Il en va de même pour les nachos fraîchement préparés au restaurant de rue mexicain Guapo, où il y a presque toujours une file d'attente devant la porte. Même la fille de la propriétaire, Claire Mankoo, fait la queue. "Je lui dis qu'elle n'est pas obligée de le faire, mais cela fait partie de la vie. Je ne sais pas s'ils contrôlent les garçons qui font la queue", dit-elle en riant.
Le café est également essentiel, de préférence celui de Terra Bakehouse, où le zéro déchet est fondamental ; même les restes de lait de la machine à café sont utilisés pour faire de la ricotta.

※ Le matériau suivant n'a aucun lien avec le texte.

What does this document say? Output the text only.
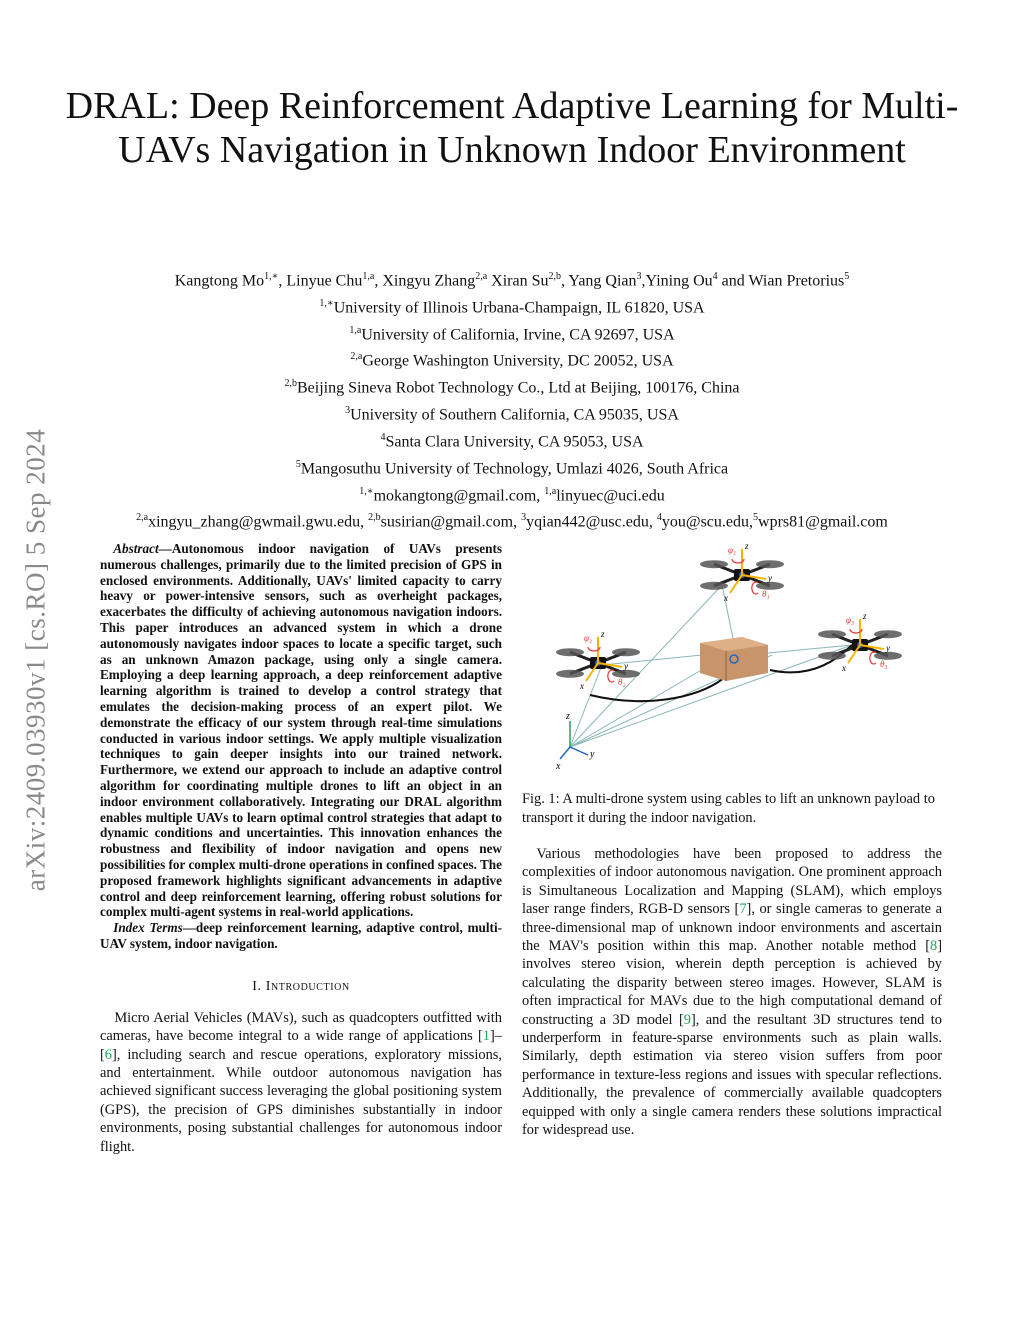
arXiv:2409.03930v1 [cs.RO] 5 Sep 2024
DRAL: Deep Reinforcement Adaptive Learning for Multi-UAVs Navigation in Unknown Indoor Environment
Kangtong $Mo^{1,∗}$, Linyue Chu$^{1,a}$, Xingyu Zhang$^{2,a}$ Xiran Su$^{2,b}$, Yang Qian$^3$,Yining Ou$^4$ and Wian Pretorius$^5$
$^{1,∗}$University of Illinois Urbana-Champaign, IL 61820, USA
$^{1,a}$University of California, Irvine, CA 92697, USA
$^{2,a}$George Washington University, DC 20052, USA
$^{2,b}$Beijing Sineva Robot Technology Co., Ltd at Beijing, 100176, China
$^3$University of Southern California, CA 95035, USA
$^4$Santa Clara University, CA 95053, USA
$^5$Mangosuthu University of Technology, Umlazi 4026, South Africa
$^{1,∗}$mokangtong@gmail.com, $^{1,a}$linyuec@uci.edu
$^{2,a}$xingyu_zhang@gwmail.gwu.edu, $^{2,b}$susirian@gmail.com, $^3$yqian442@usc.edu, $^4$you@scu.edu,$^5$wprs81@gmail.com

Abstract—Autonomous indoor navigation of UAVs presents numerous challenges, primarily due to the limited precision of GPS in enclosed environments. Additionally, UAVs' limited capacity to carry heavy or power-intensive sensors, such as overheight packages, exacerbates the difficulty of achieving autonomous navigation indoors. This paper introduces an advanced system in which a drone autonomously navigates indoor spaces to locate a specific target, such as an unknown Amazon package, using only a single camera. Employing a deep learning approach, a deep reinforcement adaptive learning algorithm is trained to develop a control strategy that emulates the decision-making process of an expert pilot. We demonstrate the efficacy of our system through real-time simulations conducted in various indoor settings. We apply multiple visualization techniques to gain deeper insights into our trained network. Furthermore, we extend our approach to include an adaptive control algorithm for coordinating multiple drones to lift an object in an indoor environment collaboratively. Integrating our DRAL algorithm enables multiple UAVs to learn optimal control strategies that adapt to dynamic conditions and uncertainties. This innovation enhances the robustness and flexibility of indoor navigation and opens new possibilities for complex multi-drone operations in confined spaces. The proposed framework highlights significant advancements in adaptive control and deep reinforcement learning, offering robust solutions for complex multi-agent systems in real-world applications.

Index Terms—deep reinforcement learning, adaptive control, multi-UAV system, indoor navigation.

I. Introduction

Micro Aerial Vehicles (MAVs), such as quadcopters outfitted with cameras, have become integral to a wide range of applications [1]–[6], including search and rescue operations, exploratory missions, and entertainment. While outdoor autonomous navigation has achieved significant success leveraging the global positioning system (GPS), the precision of GPS diminishes substantially in indoor environments, posing substantial challenges for autonomous indoor flight.

φ₁
θ₁
z
y
x
φ₂
θ₂
z
y
x
φ₃
θ₃
z
y
x
z
y
x
Fig. 1: A multi-drone system using cables to lift an unknown payload to transport it during the indoor navigation.

Various methodologies have been proposed to address the complexities of indoor autonomous navigation. One prominent approach is Simultaneous Localization and Mapping (SLAM), which employs laser range finders, RGB-D sensors [7], or single cameras to generate a three-dimensional map of unknown indoor environments and ascertain the MAV's position within this map. Another notable method [8] involves stereo vision, wherein depth perception is achieved by calculating the disparity between stereo images. However, SLAM is often impractical for MAVs due to the high computational demand of constructing a 3D model [9], and the resultant 3D structures tend to underperform in feature-sparse environments such as plain walls. Similarly, depth estimation via stereo vision suffers from poor performance in texture-less regions and issues with specular reflections. Additionally, the prevalence of commercially available quadcopters equipped with only a single camera renders these solutions impractical for widespread use.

Je réussis également à tirer une pinte de Guinness au bar irlandais O'Loughlin's sur Waterloo Street, juste à côté de Peadar O'Donnell's - une institution qui, le soir où nous entrons, est remplie d'une foule de tous âges, chantant, dansant et se serrant dans les bras - Paul aurait approuvé.
À la fin d'un voyage en voiture, il est facile de se sentir blasé, d'en avoir assez de vivre dans une valise, de trimballer des maillots de bain et des vêtements de pluie qui ne semblent jamais sécher complètement.

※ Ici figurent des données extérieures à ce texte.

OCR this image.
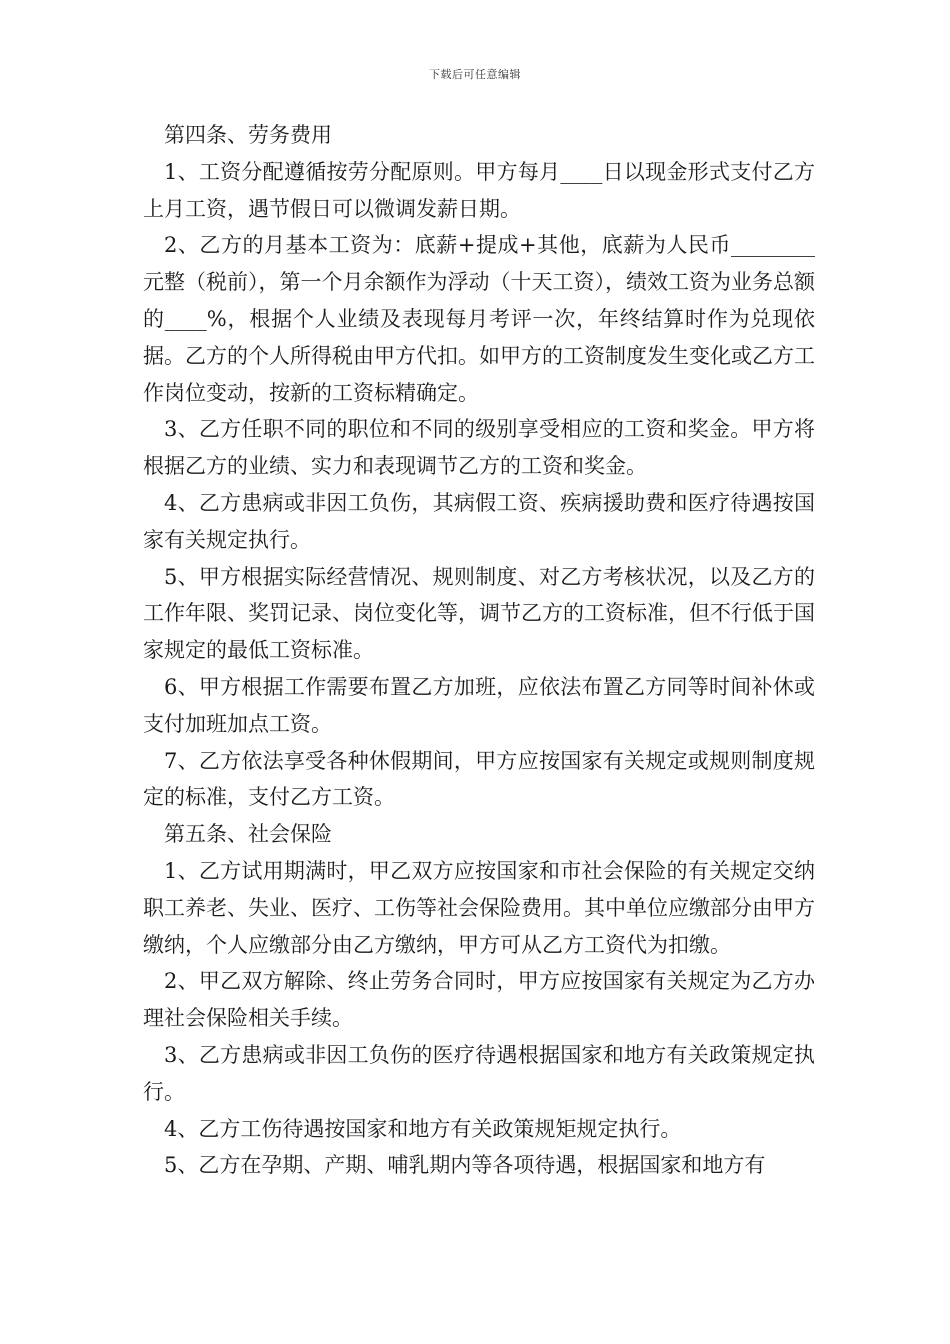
下载后可任意编辑

第四条、劳务费用

1、工资分配遵循按劳分配原则。甲方每月____日以现金形式支付乙方上月工资，遇节假日可以微调发薪日期。

2、乙方的月基本工资为：底薪+提成+其他，底薪为人民币________元整（税前），第一个月余额作为浮动（十天工资），绩效工资为业务总额的____%，根据个人业绩及表现每月考评一次，年终结算时作为兑现依据。乙方的个人所得税由甲方代扣。如甲方的工资制度发生变化或乙方工作岗位变动，按新的工资标精确定。

3、乙方任职不同的职位和不同的级别享受相应的工资和奖金。甲方将根据乙方的业绩、实力和表现调节乙方的工资和奖金。

4、乙方患病或非因工负伤，其病假工资、疾病援助费和医疗待遇按国家有关规定执行。

5、甲方根据实际经营情况、规则制度、对乙方考核状况，以及乙方的工作年限、奖罚记录、岗位变化等，调节乙方的工资标准，但不行低于国家规定的最低工资标准。

6、甲方根据工作需要布置乙方加班，应依法布置乙方同等时间补休或支付加班加点工资。

7、乙方依法享受各种休假期间，甲方应按国家有关规定或规则制度规定的标准，支付乙方工资。

第五条、社会保险

1、乙方试用期满时，甲乙双方应按国家和市社会保险的有关规定交纳职工养老、失业、医疗、工伤等社会保险费用。其中单位应缴部分由甲方缴纳，个人应缴部分由乙方缴纳，甲方可从乙方工资代为扣缴。

2、甲乙双方解除、终止劳务合同时，甲方应按国家有关规定为乙方办理社会保险相关手续。

3、乙方患病或非因工负伤的医疗待遇根据国家和地方有关政策规定执行。

4、乙方工伤待遇按国家和地方有关政策规矩规定执行。

5、乙方在孕期、产期、哺乳期内等各项待遇，根据国家和地方有
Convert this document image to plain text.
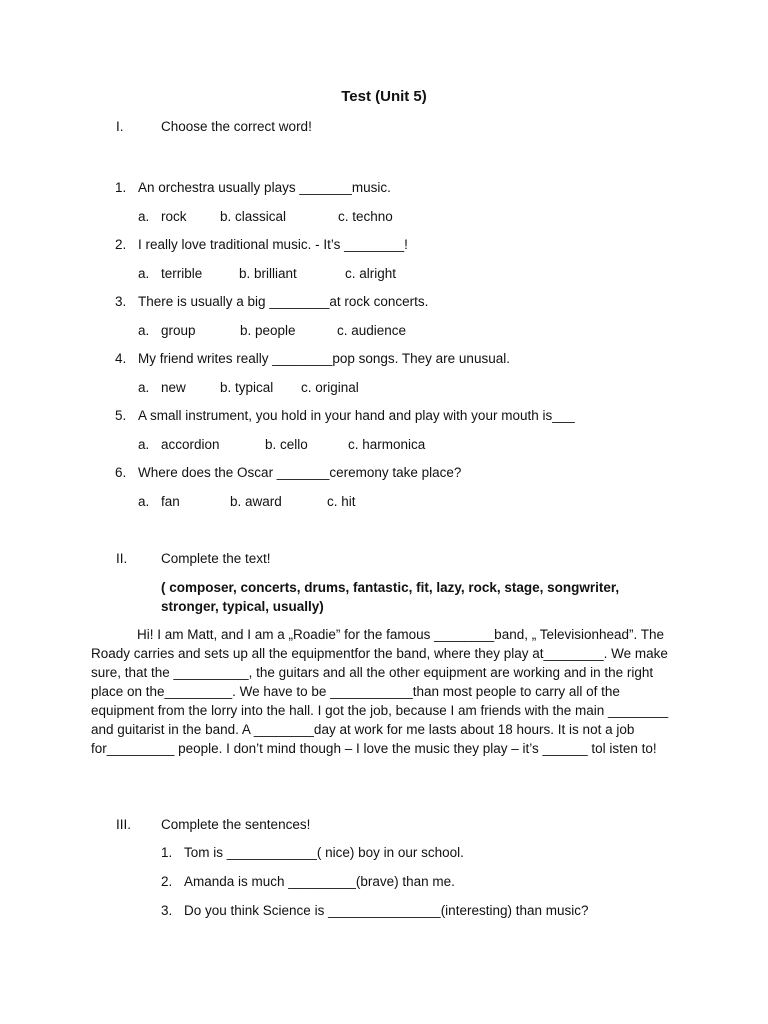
Test (Unit 5)
I.	Choose the correct word!
1. An orchestra usually plays _______music.
a. rock b. classical	c. techno
2. I really love traditional music. - It’s ________!
a. terrible	b. brilliant	c. alright
3. There is usually a big ________at rock concerts.
a. group	b. people	c. audience
4. My friend writes really ________pop songs. They are unusual.
a. new	b. typical c. original
5. A small instrument, you hold in your hand and play with your mouth is___
a. accordion	b. cello	c. harmonica
6. Where does the Oscar _______ceremony take place?
a. fan	b. award	c. hit
II. Complete the text!
( composer, concerts, drums, fantastic, fit, lazy, rock, stage, songwriter, stronger, typical, usually)
Hi! I am Matt, and I am a „Roadie” for the famous ________band, „ Televisionhead”. The Roady carries and sets up all the equipmentfor the band, where they play at________. We make sure, that the __________, the guitars and all the other equipment are working and in the right place on the_________. We have to be ___________than most people to carry all of the equipment from the lorry into the hall. I got the job, because I am friends with the main ________ and guitarist in the band. A ________day at work for me lasts about 18 hours. It is not a job for_________ people. I don’t mind though – I love the music they play – it’s ______ tol isten to!
III. Complete the sentences!
1. Tom is ____________( nice) boy in our school.
2. Amanda is much _________(brave) than me.
3. Do you think Science is _______________(interesting) than music?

Un dernier plongeon dans la mer fait disparaître ce sentiment. À Mullaghmore, les surfeurs de grosses vagues sont remorqués pour chevaucher des murs d'eau, mais plus loin sur la côte se trouve Strandhill, connu pour ses vagues clapotantes qui sont toujours bonnes pour les débutants.
Cependant, elle est également réputée pour ses courants d'arrachement.
Il est interdit d'y nager, mais trois écoles de surf proposent des cours. Notre instructeur, Zuhe Coronil, propriétaire de l'Atlantic Surf School, est lui aussi un "blow-in". Né au Venezuela, sa mère lui a appris à surfer alors qu'il était tout petit, puis, lors d'un voyage en Espagne, il a rencontré un couple d'Irlandais qui lui ont dit qu'il devait essayer le surf en Irlande.
"Je suis venu pour six mois et cela fait 12 ans que je suis ici", se réjouit-il.
Il nous fait nous étirer et pratiquer nos pop-ups - passer de la position allongée sur la planche à la position debout - avant de nous plonger dans les embruns.
Il est contagieusement ravi par l'eau, poussant des cris à chaque fois que je me lève, donnant des commentaires inspirés, comme "Regarde en l'air ! Tu vas là où tes yeux vont" et "Pense à ton ex et mets-toi en colère en pagayant".
Cela m'incite à y retourner, désespérée de faire mieux cette fois-ci, et la suivante, jusqu'à ce que mes aisselles soient douloureuses à force de ramasser l'eau et de manœuvrer ma planche, et que mon visage soit douloureux à force de crier de joie chaque fois que j'attrape une vague.
Alors que nous revenons vers le centre de surf, fatigués et électrisés par l'adrénaline et l'eau salée - tout à fait prêts pour les pinces de crabe cuites à la crème et le bar roussi et trempé dans la salsa verte au Venue Bar and Restaurant - d'autres hirondelles noires tournoient au-dessus de nos têtes, leurs ailes étant aussi noires que nos combinaisons de plongée.
Suivez les oiseaux et les surfeurs, et vous ne vous tromperez pas.